I am trying to better understand statistical significance, effect sizes and the like.
I have a perception (perhaps its wrong) that even irrelevant regressors often become statistically significant in large samples. By irrelevant I mean that there is no subject-matter explanation why the regressor should be related to the dependent variable. Thus irrelevance in this post is a pure subject-matter concept and not a statistical one.
I know that a regressor will be statistically significant given a sufficiently large sample unless the population effect is exactly zero (as discussed here). Hence, an irrelevant regressor that appears statistically significant in a large sample has a non-zero effect size in population.
- How come an irrelevant regressor turns out statistically significant?

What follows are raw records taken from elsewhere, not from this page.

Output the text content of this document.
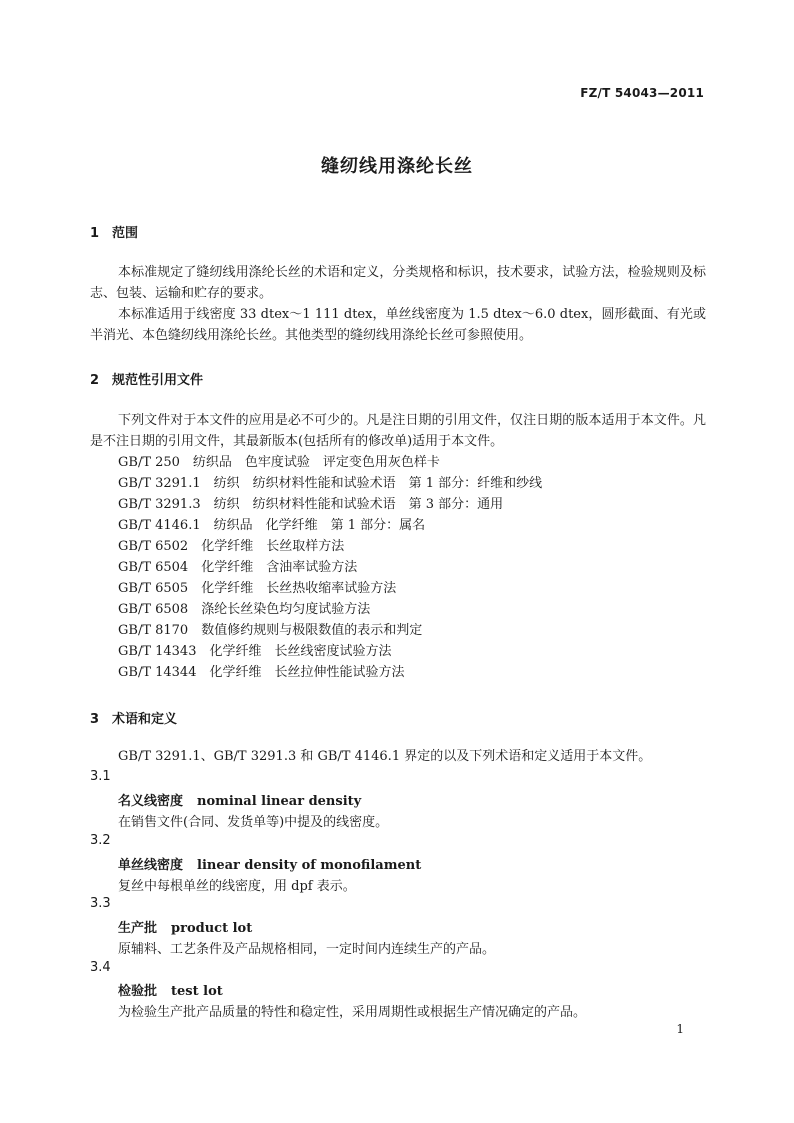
FZ/T 54043—2011
缝纫线用涤纶长丝
1 范围
本标准规定了缝纫线用涤纶长丝的术语和定义，分类规格和标识，技术要求，试验方法，检验规则及标志、包装、运输和贮存的要求。
本标准适用于线密度 33 dtex～1 111 dtex，单丝线密度为 1.5 dtex～6.0 dtex，圆形截面、有光或半消光、本色缝纫线用涤纶长丝。其他类型的缝纫线用涤纶长丝可参照使用。
2 规范性引用文件
下列文件对于本文件的应用是必不可少的。凡是注日期的引用文件，仅注日期的版本适用于本文件。凡是不注日期的引用文件，其最新版本(包括所有的修改单)适用于本文件。
GB/T 250　纺织品　色牢度试验　评定变色用灰色样卡
GB/T 3291.1　纺织　纺织材料性能和试验术语　第 1 部分：纤维和纱线
GB/T 3291.3　纺织　纺织材料性能和试验术语　第 3 部分：通用
GB/T 4146.1　纺织品　化学纤维　第 1 部分：属名
GB/T 6502　化学纤维　长丝取样方法
GB/T 6504　化学纤维　含油率试验方法
GB/T 6505　化学纤维　长丝热收缩率试验方法
GB/T 6508　涤纶长丝染色均匀度试验方法
GB/T 8170　数值修约规则与极限数值的表示和判定
GB/T 14343　化学纤维　长丝线密度试验方法
GB/T 14344　化学纤维　长丝拉伸性能试验方法
3 术语和定义
GB/T 3291.1、GB/T 3291.3 和 GB/T 4146.1 界定的以及下列术语和定义适用于本文件。
3.1
名义线密度 nominal linear density
在销售文件(合同、发货单等)中提及的线密度。
3.2
单丝线密度 linear density of monofilament
复丝中每根单丝的线密度，用 dpf 表示。
3.3
生产批 product lot
原辅料、工艺条件及产品规格相同，一定时间内连续生产的产品。
3.4
检验批 test lot
为检验生产批产品质量的特性和稳定性，采用周期性或根据生产情况确定的产品。
1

- Should I look for subject-matter explanation (i.e. try to deny irrelevance) or is this a statistical phenomenon?
This is a continuation of a post where I was trying to clarify how to cure this effect. Meanwhile, here I am asking why it happens in the first place.
How come an irrelevant regressor turn out statistically significant?
I think it’s helpful to think about what happens as your sample size approaches the population itself. Significance testing is meant to give you an idea of whether not an effect exists in the population. This is the reason why when working with census data (that surveys the population), significance testing is meaningless (because, what are you trying to generalize to?).
With that in mind, what does “an effect in the population” mean? It simply means any relationship between variables in the population, regardless of how small (be it a 1-point or 1-person difference), even if that relationship is due to chance and randomness in the universe.
Thus, as your sample approaches the size of the population, significance tests become less and less meaningful because any difference will be “statistically significant”. What you would be more interested in then is effect size – which is analogous to “practically significant”.
Should I look for subject-matter explanation (i.e. try to deny irrelevance) or is this a statistical phenomenon?
It’s a phenomenon – you should look at effect sizes.